Wants to modify ordinances to remove restrictions; LGC opposes bid to make such changes, asks govt not to give block allocation to MPs for fear of graft
Shakhawat Liton and Hasan Jahid Tusher
The Awami League-led (AL) government is likely to bring major amendments to local government ordinances, allowing elected representatives to continue holding posts in political parties.
Local Government and Rural Development (LGRD) Minister Syed Ashraful Islam yesterday at a meeting with the chairman and members of the Local Government Commission (LGC) hinted that the ordinances will be amended, as his party believes those were promulgated by the immediate past military backed caretaker government to depoliticise the society, meeting sources said.
The LGC however suggested that the LGRD minister refrains from amending the upazila parishad ordinance, which would allow members of the parliament to be involved in the functioning of the parishads, since the system itself has yet to begin functioning, the sources added.
It also suggested that the minister refrains from making annual block allocations of Tk 2 crore to each lawmaker for carrying out development activities in their constituencies, arguing the proposed system will end up encouraging corruption, the sources said.
In favour of its suggestions, the LGC, which is responsible for strengthening the local government system, argued that a similar system of block allocations to lawmakers did not work in India, rather it caused widespread corruption, prompting demands for scrapping it.
The immediate past caretaker government promulgated the local government ordinances making it mandatory for elected local government officials to resign from posts of political parties before taking the oaths of office, in a bid to keep the system of local government out of partisan politics and all corollary problems, according to its claim.

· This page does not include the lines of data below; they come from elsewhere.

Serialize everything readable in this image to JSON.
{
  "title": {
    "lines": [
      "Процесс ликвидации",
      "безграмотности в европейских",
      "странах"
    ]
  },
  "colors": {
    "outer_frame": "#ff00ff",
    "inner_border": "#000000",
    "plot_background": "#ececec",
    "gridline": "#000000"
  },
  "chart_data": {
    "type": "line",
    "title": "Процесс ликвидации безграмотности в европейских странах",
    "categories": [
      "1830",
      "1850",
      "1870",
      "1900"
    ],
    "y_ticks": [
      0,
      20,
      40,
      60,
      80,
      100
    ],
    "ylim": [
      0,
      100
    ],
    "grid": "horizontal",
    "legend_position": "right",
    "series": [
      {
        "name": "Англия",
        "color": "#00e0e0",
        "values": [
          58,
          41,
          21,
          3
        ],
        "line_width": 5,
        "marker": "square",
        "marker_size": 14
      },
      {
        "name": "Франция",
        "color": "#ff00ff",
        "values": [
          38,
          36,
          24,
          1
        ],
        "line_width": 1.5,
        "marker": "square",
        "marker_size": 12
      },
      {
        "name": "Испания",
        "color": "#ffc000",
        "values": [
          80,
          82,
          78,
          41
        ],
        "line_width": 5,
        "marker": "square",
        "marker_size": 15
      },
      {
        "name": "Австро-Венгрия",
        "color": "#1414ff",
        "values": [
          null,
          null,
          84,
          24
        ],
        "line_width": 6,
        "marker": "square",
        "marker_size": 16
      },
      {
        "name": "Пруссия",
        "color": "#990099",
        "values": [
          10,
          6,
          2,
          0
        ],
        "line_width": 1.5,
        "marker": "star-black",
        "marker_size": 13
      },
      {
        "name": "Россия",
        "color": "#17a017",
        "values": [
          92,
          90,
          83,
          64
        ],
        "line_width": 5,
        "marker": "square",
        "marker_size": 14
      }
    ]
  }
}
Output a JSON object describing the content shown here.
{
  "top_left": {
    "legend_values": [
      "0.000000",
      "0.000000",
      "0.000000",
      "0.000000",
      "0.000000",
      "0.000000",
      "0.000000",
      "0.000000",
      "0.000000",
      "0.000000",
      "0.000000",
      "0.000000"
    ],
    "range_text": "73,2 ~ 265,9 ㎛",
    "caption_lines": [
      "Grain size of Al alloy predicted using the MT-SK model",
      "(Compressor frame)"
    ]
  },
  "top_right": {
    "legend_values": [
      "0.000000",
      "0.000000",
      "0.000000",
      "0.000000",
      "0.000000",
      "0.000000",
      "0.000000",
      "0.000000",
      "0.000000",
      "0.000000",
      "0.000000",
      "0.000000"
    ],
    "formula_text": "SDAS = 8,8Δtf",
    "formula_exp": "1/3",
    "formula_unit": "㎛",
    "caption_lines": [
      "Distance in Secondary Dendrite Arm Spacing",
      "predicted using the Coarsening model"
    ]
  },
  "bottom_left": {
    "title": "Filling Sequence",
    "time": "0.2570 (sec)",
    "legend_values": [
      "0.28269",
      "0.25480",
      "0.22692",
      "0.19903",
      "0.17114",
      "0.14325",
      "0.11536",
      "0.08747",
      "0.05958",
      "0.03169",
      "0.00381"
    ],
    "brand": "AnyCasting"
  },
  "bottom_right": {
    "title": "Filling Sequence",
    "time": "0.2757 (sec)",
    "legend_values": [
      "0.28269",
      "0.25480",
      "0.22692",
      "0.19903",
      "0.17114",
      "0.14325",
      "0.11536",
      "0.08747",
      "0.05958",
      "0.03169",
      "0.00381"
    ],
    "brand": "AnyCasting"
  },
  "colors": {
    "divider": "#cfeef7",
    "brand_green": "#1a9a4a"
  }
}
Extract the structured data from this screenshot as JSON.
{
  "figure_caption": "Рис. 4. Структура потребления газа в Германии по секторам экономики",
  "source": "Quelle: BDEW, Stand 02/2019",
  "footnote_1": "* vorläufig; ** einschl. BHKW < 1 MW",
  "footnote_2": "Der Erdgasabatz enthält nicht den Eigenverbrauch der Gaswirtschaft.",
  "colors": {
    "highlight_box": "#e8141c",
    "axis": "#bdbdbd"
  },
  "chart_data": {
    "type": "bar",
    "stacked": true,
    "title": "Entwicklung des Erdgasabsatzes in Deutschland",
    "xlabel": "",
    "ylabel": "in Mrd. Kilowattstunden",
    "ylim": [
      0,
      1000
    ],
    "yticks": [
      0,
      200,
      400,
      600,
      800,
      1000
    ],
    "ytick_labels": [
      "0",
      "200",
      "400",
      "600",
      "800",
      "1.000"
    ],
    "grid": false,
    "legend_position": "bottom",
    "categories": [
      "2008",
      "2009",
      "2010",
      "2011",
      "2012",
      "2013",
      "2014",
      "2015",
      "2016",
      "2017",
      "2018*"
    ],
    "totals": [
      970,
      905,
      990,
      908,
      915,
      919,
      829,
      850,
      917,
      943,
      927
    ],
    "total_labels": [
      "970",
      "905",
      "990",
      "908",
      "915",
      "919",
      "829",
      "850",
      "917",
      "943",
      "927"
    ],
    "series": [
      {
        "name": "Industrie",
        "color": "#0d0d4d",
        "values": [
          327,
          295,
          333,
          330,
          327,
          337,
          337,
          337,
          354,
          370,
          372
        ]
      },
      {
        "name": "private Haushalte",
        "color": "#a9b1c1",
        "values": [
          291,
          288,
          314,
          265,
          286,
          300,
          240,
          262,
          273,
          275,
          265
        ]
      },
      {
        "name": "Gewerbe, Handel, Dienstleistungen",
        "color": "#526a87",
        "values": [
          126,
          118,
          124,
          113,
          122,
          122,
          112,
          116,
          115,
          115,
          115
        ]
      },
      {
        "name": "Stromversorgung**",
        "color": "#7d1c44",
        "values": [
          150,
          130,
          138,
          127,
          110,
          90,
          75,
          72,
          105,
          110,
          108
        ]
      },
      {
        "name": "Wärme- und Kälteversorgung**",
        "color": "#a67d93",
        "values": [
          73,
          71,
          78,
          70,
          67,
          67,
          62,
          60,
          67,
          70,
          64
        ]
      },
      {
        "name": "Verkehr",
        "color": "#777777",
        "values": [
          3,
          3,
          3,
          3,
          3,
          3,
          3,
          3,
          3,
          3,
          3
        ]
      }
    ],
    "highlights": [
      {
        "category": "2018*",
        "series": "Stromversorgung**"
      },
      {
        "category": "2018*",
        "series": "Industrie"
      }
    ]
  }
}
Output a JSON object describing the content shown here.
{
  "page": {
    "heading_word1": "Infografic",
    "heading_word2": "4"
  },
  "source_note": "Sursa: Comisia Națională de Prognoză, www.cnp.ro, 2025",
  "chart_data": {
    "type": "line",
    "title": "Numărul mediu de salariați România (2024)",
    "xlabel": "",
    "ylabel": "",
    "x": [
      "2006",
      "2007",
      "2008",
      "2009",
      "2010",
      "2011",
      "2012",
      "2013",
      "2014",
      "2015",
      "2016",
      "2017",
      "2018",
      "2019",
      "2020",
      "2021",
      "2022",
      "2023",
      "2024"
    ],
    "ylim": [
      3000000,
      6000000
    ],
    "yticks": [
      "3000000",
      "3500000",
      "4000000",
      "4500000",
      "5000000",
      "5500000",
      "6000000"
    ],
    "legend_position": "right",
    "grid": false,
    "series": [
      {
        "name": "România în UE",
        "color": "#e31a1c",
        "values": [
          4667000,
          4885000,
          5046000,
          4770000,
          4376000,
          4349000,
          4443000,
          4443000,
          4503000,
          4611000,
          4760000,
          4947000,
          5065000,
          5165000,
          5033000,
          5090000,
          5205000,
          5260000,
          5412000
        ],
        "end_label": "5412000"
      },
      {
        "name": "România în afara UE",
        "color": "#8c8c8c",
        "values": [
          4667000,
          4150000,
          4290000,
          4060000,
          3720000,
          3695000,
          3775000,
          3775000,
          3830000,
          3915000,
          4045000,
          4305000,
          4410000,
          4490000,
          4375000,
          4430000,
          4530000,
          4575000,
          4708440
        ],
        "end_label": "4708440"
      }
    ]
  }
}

The provision was incorporated in the ordinances regarding city corporations, upazila parishads, and municipalities.
Back then also the AL leadership opposed the provision calling it unconstitutional and saying the provision had been incorporated as part of the military backed unelected government’s design of depoliticising the entire society.
All ordinances promulgated by the unelected government must be ratified in the new parliament within 30 days of its first sitting. If the parliament does not ratify those, the ordinances will automatically become null and void after the 30th day.
Under the new local government ordinances, elections to four city corporations of Rajshahi, Khulna, Sylhet and Barisal, and to nine municipalities were held in August 2008, in which AL backed candidates got landslide victory.
Complying with the new ordinances the AL leaders elected to offices of the local governments, resigned from their party posts before their induction in offices, with a nod from their party leadership.
Although the elected local government representative of AL initiated steps to challenge the provision in the High Court back then, the party top brass refrained them from doing so with assurances that the party would take appropriate measures in time, the AL sources said.
According to the sources, although the AL leaders elected to the local governments resigned from their party posts in August last year, the party has yet to accept their resignations.
Contacted by The Daily Star yesterday over the phone, Sylher City Mayor Badar Uddin Ahmed Kamran, who resigned from a post in the Sylhet city unit of AL before taking his oath of office, said the party has yet to inform him about its decision regarding his resignation.
“We did resign, but we don’t know whether our resignations have been accepted,” Kamran said.
The upazila parishad ordinance also took away parliament members’ control over the parishads.
Now, the AL-led government wants to give some of that power back to the lawmakers in connection with development projects in upazilas, by amending the upazila parishad ordinance.
The last AL government in 1998 revived the system of upazila parishads with a provision allowing lawmakers to become advisers of the parishads in their constituencies, and the parishads were made to take suggestions of the lawmakers for carrying out local development activities.
The LGC at yesterday’s meeting with the LGRD minister argued that the new ordinance should be left untouched at least for a year. If any problem arises it can be amended then, the commission suggested.
The commission also argued that the lawmakers can still be involved in upazila parishads’ development activities by engaging themselves centrally in preparing a five-year national development plan, the meeting sources said.
Emerging from the meeting held in the office of the LGRD minister, Muhammad Faizur Razzak, chairman of the LGC, said the ordinances were promulgated to strengthen the system of local government.
Asked whether the local government system particularly the system of upazila parishads will be weakened if lawmakers are empowered to get involved in their functioning, the LGC chairman said, “We won’t want the local government institutions to become weak.”
“Decisions will be taken based on the reality,” he added.
After the meeting, LGRD Minister Syed Ashraful Islam said the lawmakers and upazila chairmen both should be able to contribute in local development works as both are elected representatives.